The EC is particularly focusing on Apple’s requirement of its proprietary in-app purchase system, and the requisite 30-percent cut that the company takes of those transactions. There seems to have been some signs of this softening in recent years, such as the limited ability to purchase video content in app and lowering subscriptions to a 15-percent cut after a year, but it remains a contentious issue. Additionally, the EC is not thrilled that Apple doesn’t let app developers advertise other ways for users to get content, which has long resulted in a sub-par experience on iOS that requires a lengthy explanation of, say, how to buy a book for an e-book reader.
The second investigation is related to Apple Pay, namely the inability of third-party apps to use an Apple device’s NFC technology for their own payment system:
The investigation concerns Apple’s terms, conditions and other measures for integrating Apple Pay in merchant apps and websites on iPhones and iPads, Apple’s limitation of access to the Near Field Communication (NFC) functionality (“tap and go”) on iPhones for payments in stores, and alleged refusals of access to Apple Pay.

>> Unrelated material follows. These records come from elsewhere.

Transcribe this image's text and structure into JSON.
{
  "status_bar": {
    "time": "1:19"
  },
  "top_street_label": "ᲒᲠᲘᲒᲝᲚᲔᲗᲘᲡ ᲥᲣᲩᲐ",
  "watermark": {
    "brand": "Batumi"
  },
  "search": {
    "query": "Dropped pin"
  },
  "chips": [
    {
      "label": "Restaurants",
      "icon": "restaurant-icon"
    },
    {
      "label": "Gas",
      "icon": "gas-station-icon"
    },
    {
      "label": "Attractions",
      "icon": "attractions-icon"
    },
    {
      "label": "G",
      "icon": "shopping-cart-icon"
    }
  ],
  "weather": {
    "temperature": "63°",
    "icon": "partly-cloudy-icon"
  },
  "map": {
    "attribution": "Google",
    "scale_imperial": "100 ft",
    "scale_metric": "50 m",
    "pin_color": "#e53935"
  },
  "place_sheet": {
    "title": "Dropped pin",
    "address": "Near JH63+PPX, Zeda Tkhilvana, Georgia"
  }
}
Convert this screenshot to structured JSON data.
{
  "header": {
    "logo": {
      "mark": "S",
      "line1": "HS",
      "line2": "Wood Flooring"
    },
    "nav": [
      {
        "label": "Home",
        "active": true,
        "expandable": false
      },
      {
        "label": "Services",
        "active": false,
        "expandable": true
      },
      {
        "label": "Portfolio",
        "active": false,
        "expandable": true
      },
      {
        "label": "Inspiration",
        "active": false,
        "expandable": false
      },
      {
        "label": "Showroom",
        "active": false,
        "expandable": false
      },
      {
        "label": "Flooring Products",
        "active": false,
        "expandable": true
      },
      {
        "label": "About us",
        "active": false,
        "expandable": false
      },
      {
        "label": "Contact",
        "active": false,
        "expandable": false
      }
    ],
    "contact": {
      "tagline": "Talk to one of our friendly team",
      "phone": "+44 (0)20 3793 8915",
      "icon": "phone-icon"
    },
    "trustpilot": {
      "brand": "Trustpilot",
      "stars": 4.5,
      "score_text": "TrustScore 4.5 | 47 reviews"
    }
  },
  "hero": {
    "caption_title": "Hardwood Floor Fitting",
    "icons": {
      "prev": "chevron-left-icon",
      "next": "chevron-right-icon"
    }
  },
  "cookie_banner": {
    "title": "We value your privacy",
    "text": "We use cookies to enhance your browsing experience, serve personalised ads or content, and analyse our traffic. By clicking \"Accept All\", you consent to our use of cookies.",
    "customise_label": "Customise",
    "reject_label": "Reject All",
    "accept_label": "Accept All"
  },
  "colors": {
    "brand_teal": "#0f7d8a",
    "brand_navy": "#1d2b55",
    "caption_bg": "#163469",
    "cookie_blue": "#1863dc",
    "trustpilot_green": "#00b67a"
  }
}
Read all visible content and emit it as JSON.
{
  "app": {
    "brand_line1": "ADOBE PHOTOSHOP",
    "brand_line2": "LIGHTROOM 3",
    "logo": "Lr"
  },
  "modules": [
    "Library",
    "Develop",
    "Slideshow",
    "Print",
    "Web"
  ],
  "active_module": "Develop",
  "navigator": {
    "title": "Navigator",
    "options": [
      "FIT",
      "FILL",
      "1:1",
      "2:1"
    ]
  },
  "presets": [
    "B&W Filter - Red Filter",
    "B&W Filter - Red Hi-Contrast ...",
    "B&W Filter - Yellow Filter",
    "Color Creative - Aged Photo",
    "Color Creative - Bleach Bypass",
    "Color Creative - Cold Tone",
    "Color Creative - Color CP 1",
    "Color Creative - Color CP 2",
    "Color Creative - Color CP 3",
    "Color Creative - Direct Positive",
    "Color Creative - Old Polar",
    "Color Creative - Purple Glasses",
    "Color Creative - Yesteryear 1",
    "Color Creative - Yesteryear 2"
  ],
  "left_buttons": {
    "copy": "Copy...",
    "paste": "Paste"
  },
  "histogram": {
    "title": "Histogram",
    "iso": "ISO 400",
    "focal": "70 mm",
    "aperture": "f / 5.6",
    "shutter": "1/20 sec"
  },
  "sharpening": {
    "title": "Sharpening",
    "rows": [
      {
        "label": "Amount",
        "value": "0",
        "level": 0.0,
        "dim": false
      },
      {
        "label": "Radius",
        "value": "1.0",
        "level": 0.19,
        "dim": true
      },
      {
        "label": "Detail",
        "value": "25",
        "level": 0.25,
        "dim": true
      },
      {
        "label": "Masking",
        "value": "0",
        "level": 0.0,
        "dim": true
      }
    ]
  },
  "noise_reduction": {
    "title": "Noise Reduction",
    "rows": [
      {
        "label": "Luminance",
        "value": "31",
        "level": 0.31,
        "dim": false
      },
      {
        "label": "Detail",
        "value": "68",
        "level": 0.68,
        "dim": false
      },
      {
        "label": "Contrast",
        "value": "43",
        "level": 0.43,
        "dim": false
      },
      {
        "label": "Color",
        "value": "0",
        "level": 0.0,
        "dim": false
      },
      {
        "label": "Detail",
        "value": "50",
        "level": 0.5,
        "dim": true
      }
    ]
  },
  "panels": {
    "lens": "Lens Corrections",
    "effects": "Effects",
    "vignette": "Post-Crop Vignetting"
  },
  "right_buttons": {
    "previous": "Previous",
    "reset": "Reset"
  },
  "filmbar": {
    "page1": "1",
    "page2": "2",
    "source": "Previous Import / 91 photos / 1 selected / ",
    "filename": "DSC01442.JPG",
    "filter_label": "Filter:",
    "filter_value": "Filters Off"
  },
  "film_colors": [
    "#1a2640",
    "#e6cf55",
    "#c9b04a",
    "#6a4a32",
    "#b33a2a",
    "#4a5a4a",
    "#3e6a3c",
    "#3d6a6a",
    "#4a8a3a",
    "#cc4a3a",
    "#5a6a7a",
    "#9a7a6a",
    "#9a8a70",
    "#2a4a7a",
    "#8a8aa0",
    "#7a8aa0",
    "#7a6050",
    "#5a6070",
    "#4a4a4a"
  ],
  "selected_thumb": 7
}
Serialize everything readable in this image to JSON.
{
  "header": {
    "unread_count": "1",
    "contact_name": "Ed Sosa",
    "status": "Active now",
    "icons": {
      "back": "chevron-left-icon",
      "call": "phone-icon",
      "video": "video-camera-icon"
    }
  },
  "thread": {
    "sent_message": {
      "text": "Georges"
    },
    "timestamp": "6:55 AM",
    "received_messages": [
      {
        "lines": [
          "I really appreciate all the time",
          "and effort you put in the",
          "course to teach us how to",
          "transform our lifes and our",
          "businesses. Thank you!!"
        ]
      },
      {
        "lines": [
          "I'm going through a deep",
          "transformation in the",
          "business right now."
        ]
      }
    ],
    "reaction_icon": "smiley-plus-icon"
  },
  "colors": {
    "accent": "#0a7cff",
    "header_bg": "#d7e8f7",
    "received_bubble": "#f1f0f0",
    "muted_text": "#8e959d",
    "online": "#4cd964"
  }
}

Which is to say, the only way to use tap-and-pay systems on your iPhone or Apple Watch is via Apple Pay. Your credit card company, or PayPal, Square, or other payment system, is stuck using QR codes or other methods, unless they agree to Apple Pay’s terms. The EC announcement references “alleged restrictions of access to Apple Pay for specific products of rivals on iOS and iPadOS smart mobile devices,” though it does not spell out those complaints.
While both of these investigations are taking place in Europe, they could have far-reaching implications for Apple’s operations around the world.
In a statement to The Verge and elsewhere, Apple said:
“It’s disappointing the European Commission is advancing baseless complaints from a handful of companies who simply want a free ride, and don’t want to play by the same rules as everyone else…We don’t think that’s right — we want to maintain a level playing field where anyone with determination and a great idea can succeed.”
However, the wheels of justice grind exceedingly slow, so this is probably only the beginning of what’s likely to be a lengthy process. Don’t expect anything to change overnight.